Risk-Adjusted Performance

Weak

 
Weak
 
Strong
Compared to the overall equity markets, risk-adjusted returns on investments in EigenLayer are ranked lower than 2 (%) of all global equities and portfolios over the last 90 days. In spite of rather unsteady fundamental indicators, EigenLayer exhibited solid returns over the last few months and may actually be approaching a breakup point.
APL 

Risk-Adjusted Performance

Solid

 
Weak
 
Strong
Over the last 90 days APL has generated negative risk-adjusted returns adding no value to investors with long positions. In spite of rather unsteady essential indicators, APL exhibited solid returns over the last few months and may actually be approaching a breakup point.

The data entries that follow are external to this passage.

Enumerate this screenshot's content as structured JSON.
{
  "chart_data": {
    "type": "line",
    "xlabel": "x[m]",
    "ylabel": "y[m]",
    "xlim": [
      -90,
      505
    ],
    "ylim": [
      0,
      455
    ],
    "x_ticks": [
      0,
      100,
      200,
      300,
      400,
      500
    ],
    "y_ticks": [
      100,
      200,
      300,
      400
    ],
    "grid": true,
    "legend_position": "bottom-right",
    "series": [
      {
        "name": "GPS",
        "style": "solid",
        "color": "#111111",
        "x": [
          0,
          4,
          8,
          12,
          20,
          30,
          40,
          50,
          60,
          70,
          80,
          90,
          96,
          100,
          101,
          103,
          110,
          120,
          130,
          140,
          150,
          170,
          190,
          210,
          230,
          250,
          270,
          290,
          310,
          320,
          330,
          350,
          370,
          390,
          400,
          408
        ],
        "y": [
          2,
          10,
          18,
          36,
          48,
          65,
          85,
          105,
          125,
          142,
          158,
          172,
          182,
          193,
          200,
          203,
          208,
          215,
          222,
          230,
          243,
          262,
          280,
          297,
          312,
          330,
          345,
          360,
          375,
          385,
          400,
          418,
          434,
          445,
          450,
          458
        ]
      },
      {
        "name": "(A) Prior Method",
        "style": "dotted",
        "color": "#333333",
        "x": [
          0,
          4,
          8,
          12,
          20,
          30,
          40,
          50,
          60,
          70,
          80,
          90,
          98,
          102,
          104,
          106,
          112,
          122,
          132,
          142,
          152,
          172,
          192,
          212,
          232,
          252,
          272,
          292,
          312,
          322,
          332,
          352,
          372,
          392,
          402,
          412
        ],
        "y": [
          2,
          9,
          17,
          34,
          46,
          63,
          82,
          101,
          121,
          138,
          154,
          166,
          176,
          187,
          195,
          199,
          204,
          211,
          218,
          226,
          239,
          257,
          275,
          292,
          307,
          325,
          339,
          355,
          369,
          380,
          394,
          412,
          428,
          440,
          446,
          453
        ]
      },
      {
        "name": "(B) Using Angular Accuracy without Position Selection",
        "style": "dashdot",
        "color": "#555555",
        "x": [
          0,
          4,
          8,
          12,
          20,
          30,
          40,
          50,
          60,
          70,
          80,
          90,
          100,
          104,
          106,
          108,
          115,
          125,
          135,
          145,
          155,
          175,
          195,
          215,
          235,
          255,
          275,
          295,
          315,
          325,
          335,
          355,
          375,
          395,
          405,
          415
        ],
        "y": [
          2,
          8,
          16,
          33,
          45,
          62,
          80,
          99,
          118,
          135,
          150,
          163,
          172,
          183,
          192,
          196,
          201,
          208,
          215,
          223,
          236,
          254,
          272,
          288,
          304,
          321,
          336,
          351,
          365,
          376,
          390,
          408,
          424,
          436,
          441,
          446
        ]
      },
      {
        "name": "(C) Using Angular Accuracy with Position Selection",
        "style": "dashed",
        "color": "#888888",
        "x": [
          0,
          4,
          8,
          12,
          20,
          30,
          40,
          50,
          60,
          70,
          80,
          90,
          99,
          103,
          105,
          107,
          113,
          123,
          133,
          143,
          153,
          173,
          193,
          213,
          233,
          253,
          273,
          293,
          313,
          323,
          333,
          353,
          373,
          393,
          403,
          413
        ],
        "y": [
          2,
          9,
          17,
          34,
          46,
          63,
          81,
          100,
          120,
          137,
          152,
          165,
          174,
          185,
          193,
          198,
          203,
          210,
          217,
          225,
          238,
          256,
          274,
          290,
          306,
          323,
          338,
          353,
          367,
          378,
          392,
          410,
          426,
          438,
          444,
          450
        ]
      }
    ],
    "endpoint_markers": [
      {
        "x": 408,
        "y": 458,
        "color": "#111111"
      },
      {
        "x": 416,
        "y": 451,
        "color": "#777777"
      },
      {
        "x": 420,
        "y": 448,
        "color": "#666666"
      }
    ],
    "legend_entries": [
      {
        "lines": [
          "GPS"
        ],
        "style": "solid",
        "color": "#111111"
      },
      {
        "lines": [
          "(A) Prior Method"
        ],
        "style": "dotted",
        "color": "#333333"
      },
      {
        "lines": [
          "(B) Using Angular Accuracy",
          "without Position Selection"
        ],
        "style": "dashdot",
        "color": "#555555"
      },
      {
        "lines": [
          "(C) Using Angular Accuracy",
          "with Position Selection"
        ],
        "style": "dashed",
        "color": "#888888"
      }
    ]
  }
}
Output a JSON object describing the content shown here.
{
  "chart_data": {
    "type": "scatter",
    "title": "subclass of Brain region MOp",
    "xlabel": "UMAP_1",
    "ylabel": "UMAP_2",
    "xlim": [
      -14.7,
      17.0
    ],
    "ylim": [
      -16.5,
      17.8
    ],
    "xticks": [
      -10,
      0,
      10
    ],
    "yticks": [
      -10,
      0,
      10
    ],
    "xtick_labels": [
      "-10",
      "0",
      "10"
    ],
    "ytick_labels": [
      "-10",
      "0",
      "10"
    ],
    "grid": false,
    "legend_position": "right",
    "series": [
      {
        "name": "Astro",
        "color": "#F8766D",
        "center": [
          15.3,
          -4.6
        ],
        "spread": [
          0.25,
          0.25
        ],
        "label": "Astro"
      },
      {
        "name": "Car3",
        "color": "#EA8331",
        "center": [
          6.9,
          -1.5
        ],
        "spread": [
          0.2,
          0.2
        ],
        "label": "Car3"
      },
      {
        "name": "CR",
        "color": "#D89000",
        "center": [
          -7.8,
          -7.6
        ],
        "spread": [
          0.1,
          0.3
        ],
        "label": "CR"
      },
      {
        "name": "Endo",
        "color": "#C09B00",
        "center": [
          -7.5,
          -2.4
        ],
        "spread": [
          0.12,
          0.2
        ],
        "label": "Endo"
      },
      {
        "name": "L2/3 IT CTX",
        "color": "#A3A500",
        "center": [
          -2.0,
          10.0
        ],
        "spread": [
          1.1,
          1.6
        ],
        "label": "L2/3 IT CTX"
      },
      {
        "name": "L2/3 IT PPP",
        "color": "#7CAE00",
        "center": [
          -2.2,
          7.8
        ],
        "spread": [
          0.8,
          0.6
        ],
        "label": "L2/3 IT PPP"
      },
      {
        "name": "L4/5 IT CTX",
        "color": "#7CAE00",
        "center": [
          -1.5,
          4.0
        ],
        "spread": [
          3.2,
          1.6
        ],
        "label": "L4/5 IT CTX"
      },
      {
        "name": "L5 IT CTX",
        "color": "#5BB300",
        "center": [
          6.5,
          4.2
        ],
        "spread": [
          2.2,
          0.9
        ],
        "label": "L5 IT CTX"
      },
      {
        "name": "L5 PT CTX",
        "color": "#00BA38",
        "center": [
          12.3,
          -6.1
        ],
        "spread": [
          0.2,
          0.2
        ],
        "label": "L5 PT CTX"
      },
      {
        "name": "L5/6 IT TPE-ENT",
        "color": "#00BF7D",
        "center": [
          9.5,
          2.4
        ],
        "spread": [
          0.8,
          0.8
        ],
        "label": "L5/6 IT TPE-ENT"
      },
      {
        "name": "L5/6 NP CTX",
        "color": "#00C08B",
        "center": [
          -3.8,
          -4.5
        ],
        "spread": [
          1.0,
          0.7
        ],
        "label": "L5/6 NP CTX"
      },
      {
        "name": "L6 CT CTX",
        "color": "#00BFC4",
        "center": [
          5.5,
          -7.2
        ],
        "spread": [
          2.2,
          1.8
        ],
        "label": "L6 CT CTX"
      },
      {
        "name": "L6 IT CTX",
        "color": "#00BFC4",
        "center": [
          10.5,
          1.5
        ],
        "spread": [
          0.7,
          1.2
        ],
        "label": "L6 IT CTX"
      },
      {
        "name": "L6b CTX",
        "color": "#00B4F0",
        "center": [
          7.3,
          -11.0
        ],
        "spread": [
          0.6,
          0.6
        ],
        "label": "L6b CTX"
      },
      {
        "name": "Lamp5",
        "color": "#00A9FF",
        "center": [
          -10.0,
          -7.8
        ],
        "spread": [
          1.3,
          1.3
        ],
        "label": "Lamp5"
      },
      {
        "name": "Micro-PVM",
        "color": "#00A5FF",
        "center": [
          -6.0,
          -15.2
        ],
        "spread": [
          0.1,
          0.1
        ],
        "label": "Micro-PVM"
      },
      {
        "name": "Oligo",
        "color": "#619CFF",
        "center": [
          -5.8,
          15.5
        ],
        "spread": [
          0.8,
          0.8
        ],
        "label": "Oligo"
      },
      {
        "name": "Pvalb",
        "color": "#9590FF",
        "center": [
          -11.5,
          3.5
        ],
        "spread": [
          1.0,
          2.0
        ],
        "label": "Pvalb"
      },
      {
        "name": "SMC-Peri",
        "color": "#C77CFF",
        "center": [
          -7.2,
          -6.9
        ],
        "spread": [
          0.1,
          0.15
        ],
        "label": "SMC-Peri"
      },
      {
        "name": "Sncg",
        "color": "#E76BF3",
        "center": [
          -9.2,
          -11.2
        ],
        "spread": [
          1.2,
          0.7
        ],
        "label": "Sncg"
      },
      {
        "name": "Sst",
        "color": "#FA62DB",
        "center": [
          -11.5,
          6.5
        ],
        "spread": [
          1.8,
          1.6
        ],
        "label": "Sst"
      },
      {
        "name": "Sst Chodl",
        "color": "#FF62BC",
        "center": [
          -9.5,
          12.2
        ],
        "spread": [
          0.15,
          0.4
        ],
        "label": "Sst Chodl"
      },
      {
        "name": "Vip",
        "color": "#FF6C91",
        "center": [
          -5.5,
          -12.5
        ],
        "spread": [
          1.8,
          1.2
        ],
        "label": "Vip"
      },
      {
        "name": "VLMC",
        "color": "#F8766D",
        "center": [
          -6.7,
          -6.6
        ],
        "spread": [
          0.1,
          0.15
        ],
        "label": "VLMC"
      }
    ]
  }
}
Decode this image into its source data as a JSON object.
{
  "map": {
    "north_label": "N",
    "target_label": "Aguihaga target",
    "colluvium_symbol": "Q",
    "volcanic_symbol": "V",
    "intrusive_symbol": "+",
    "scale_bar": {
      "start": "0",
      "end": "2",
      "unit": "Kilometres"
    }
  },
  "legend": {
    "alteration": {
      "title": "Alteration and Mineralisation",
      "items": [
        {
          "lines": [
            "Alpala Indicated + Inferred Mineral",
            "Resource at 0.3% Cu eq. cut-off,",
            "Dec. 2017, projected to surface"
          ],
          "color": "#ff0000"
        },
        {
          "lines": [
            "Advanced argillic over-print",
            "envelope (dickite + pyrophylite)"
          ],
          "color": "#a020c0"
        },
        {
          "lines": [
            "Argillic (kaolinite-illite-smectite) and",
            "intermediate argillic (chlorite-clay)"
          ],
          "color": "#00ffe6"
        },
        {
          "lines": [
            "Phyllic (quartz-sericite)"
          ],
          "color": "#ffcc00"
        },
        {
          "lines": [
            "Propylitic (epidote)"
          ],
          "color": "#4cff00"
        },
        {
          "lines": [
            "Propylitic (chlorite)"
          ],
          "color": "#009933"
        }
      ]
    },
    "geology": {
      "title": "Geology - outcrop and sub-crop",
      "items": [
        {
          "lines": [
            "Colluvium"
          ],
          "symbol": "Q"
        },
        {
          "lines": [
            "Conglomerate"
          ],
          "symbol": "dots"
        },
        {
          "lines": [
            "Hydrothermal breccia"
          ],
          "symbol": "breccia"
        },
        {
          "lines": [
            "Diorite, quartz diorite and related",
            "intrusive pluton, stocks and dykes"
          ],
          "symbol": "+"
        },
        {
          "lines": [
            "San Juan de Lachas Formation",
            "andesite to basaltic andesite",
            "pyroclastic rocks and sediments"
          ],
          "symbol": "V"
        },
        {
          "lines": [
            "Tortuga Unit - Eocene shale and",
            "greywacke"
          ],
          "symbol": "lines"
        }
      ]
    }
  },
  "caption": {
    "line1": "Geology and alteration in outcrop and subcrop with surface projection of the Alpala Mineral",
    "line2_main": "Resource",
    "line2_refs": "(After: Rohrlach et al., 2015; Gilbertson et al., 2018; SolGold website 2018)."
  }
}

EigenLayer and APL Volatility Contrast

   Predicted Return Density   
       Returns  

Pair Trading with EigenLayer and APL

The main advantage of trading using opposite EigenLayer and APL positions is that it hedges away some unsystematic risk. Because of two separate transactions, even if EigenLayer position performs unexpectedly, APL can make up some of the losses. Pair trading also minimizes risk from directional movements in the market. For example, if an entire industry or sector drops because of unexpected headlines, the short position in APL will offset losses from the drop in APL's long position.
The idea behind EigenLayer and APL pairs trading is to make the combined position market-neutral, meaning the overall market's direction will not affect its win or loss (or potential downside or upside). This can be achieved by designing a pairs trade with two highly correlated stocks or equities that operate in a similar space or sector, making it possible to obtain profits through simple and relatively low-risk investment.
Check out your portfolio center.
Note that this page's information should be used as a complementary analysis to find the right mix of equity instruments to add to your existing portfolios or create a brand new portfolio. You can also try the Portfolio Holdings module to check your current holdings and cash postion to detemine if your portfolio needs rebalancing.